Although the deadlines for each appeal are laid down by a scheduling order early in the case, many litigants do not meet deadlines. In 2014, for example, there were 299 motions for extension of time filed. If there is good cause shown, the Court will often grant an extension, which requires issuing an amended scheduling order. This process can occur multiple times, particularly in cases involving termination of parental rights or review of a criminal conviction. In some cases, despite extensions being granted, litigants still miss deadlines or submit non-compliant filings. In those cases, the Court issues formal orders giving notice of intent to dismiss the case and/or sanction the attorney. The number of those orders has increased over the past four years.
Orders of Intent to Dismiss or Sanction 2011-2015
Orders of Intent to Dismiss or Sanction have increased in the past four years
Despite all of this effort, the Court continues to decide cases that are poorly developed. Since the December 2012 Administrative Order, at least eight memorandum decisions and one opinion have referenced the order as a means to identify deficiencies. More broadly, under Rule 10(c)(7) litigants are required to support assignments of error in an appeal by pointing to specific points in the record where the error was presented to the lower tribunal, and litigants must make specific legal arguments. Errors that are not preserved on the record or not supported by legal arguments are waived. In the past three years, sixty-six decisions of the Court have cited Rule 10(c)(7) waiver with respect to the quality of a party’s briefing: twenty in 2013; eighteen in 2014; and twenty-eight in 2014.
Cases are timely handled
Examining the clearance rate is a good measure of the performance of an appellate court. Clearance rate compares the number of outgoing cases as a percentage of incoming cases, and should ideally be close to one hundred percent. As expected, implementing the appeal by right resulted in an initial slowdown, but the Court quickly adapted.
Most cases are decided within six to nine months of when the case is fully briefed and mature for the Court to consider. Often this time to decision is shorter, especially in cases involving parental termination.
Forty percent of appeals are handled by appointed counsel paid for by the State
In three groups of cases indigent persons are entitled by law to appointed counsel paid for by the State to represent them in an appeal: appeals from criminal convictions; appeals from a termination of parental rights; and appeals from post-conviction habeas corpus proceedings. In criminal and post-conviction cases, ninety-five percent of appeals involve appointed counsel. In parental termination cases, all of the appeals involve appointed counsel. In fact, these cases most often have three appointed lawyers: one for mom, one for dad, and a guardian ad litem for the child (or children). Using this metric, 445 appeals in 2014 were handled by appointed counsel, while 651 were handled by private counsel. In addition to the cost of appointed counsel in forty percent of appeals, the government also pays the cost for lawyers who represent the State in criminal and parental termination cases.

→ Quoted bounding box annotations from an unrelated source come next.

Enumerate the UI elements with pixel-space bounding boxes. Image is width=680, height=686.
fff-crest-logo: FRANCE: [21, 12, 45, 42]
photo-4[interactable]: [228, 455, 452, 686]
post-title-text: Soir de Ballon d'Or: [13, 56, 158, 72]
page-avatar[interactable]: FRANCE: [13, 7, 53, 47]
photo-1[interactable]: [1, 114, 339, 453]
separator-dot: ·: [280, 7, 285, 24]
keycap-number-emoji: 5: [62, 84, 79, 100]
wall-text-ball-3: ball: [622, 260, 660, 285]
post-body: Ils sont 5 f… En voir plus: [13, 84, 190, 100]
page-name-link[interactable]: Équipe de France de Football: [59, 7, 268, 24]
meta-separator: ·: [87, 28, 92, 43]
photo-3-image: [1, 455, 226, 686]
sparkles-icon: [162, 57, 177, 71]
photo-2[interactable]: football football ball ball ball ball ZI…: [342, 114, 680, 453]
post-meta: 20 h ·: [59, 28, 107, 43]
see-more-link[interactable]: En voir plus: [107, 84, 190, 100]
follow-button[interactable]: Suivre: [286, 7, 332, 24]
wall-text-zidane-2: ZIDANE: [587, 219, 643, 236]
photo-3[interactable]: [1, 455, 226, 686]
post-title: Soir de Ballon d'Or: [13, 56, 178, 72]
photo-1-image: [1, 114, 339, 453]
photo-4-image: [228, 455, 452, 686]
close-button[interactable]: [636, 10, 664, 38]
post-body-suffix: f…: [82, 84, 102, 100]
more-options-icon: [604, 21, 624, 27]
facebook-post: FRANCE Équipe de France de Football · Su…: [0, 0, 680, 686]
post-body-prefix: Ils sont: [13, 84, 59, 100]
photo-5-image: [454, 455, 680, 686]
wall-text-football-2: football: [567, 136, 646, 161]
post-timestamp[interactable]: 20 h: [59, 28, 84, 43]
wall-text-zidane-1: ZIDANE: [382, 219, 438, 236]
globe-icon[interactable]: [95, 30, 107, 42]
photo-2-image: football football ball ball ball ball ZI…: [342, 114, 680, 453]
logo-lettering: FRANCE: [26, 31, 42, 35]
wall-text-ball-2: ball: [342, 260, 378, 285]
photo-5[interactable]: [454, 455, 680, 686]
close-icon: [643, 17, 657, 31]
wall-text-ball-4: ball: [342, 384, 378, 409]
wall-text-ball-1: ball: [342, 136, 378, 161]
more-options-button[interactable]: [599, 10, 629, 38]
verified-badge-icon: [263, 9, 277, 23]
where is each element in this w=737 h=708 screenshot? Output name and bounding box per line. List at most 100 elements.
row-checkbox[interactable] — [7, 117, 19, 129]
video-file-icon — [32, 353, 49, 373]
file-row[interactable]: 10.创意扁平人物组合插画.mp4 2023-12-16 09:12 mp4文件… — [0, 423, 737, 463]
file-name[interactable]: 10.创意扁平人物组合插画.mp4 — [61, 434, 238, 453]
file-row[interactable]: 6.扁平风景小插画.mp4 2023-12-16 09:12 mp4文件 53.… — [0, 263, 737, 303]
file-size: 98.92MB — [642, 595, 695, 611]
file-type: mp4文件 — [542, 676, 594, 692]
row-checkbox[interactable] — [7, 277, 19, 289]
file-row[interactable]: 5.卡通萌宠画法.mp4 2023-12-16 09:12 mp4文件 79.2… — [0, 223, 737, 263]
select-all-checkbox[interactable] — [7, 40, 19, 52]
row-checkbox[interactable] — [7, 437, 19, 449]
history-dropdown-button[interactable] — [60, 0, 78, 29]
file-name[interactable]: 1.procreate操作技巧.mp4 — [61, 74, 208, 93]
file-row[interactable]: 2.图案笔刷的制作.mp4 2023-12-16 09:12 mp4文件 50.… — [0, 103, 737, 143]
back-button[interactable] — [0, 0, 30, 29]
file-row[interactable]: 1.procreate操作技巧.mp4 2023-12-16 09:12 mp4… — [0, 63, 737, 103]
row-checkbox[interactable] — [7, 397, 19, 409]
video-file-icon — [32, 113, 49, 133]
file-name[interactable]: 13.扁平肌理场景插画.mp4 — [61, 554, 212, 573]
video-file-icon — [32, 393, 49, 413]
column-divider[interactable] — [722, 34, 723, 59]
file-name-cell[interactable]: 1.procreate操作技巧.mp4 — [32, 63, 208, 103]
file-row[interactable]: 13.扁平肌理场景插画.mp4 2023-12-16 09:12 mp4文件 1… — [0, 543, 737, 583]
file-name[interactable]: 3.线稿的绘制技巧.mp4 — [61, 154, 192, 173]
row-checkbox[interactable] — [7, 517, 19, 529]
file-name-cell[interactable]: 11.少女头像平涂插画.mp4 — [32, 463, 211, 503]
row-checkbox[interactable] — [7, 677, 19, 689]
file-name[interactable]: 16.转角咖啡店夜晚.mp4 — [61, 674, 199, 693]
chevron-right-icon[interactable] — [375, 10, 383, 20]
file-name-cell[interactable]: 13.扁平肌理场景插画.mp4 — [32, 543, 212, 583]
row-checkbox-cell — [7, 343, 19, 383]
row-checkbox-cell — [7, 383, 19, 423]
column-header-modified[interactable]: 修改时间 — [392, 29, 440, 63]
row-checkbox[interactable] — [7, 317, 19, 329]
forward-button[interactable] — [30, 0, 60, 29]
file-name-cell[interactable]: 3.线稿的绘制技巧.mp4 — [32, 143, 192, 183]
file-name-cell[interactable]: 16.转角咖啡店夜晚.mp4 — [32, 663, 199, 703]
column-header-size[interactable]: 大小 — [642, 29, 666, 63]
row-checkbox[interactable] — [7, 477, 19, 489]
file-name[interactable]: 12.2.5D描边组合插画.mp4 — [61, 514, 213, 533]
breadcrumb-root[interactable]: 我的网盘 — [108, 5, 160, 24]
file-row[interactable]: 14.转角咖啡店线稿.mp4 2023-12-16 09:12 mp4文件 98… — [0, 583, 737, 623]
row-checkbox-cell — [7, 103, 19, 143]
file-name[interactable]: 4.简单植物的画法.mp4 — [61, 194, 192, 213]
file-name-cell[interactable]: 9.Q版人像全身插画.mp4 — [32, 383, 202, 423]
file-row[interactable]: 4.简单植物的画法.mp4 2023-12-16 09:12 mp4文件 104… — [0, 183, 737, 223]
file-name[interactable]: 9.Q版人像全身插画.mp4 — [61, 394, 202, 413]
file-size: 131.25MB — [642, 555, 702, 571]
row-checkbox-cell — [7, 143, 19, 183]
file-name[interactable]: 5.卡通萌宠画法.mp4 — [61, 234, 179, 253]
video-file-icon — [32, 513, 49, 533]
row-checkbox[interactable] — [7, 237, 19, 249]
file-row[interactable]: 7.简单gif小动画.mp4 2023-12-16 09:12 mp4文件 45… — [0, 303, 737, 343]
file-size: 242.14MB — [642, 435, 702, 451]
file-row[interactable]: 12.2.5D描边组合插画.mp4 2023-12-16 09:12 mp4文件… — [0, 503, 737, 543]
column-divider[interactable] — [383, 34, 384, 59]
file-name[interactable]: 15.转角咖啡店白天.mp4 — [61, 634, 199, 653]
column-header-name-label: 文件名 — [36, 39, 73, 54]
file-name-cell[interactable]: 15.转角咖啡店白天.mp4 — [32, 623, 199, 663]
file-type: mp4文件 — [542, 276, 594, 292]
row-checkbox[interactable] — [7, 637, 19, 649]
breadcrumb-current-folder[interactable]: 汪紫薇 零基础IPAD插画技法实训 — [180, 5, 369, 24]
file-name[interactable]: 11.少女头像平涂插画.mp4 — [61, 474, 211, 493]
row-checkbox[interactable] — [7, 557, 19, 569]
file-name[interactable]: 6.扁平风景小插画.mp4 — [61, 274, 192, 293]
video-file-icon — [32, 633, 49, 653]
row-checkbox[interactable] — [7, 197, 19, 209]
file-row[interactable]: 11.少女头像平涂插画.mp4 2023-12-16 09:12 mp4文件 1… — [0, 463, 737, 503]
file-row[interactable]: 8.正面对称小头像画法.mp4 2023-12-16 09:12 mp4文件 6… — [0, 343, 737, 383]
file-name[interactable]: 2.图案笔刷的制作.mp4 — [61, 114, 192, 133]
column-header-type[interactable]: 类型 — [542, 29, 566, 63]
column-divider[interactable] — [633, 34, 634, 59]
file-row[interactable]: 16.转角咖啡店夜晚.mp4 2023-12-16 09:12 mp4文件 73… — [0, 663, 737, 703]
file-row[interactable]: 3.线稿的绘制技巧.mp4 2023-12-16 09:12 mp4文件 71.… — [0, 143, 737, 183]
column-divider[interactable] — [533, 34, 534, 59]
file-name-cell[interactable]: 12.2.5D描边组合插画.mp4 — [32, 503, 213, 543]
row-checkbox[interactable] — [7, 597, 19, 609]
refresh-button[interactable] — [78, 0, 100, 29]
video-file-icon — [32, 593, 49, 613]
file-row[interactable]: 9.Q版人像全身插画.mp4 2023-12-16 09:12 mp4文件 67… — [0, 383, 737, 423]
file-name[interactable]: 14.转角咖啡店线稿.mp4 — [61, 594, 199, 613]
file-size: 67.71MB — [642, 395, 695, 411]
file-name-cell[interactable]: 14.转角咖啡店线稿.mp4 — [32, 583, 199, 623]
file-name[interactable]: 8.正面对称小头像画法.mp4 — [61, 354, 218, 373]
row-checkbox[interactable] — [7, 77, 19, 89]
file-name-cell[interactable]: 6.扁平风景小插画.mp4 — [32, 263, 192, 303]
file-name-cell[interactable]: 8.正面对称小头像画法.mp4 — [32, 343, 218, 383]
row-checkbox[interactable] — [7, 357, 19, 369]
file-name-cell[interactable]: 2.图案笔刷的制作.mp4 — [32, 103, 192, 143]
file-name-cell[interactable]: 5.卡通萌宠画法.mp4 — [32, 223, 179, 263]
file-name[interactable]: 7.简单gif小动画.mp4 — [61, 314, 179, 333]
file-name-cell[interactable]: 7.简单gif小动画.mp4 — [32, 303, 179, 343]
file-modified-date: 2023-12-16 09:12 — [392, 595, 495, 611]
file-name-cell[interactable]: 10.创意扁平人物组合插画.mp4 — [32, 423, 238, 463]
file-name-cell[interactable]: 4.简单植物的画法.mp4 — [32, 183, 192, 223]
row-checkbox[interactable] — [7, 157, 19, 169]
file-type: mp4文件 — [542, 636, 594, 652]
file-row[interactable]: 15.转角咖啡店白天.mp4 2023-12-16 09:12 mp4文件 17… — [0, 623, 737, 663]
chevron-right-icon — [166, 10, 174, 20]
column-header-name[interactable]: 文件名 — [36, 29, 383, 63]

Government costs for lawyers are not confined to the forty percent of appeals with appointed counsel. Many of the remaining sixty percent of appeals are handled by government-paid lawyers, such as the state attorney general’s office, county prosecutors, and in-house counsel for state agencies. Examples include administrative appeals involving license revocation or state employee grievances, tax cases, public service commission cases, civil forfeiture cases, eminent domain cases, attorney general civil enforcement actions, and many other cases involving important issues of state law.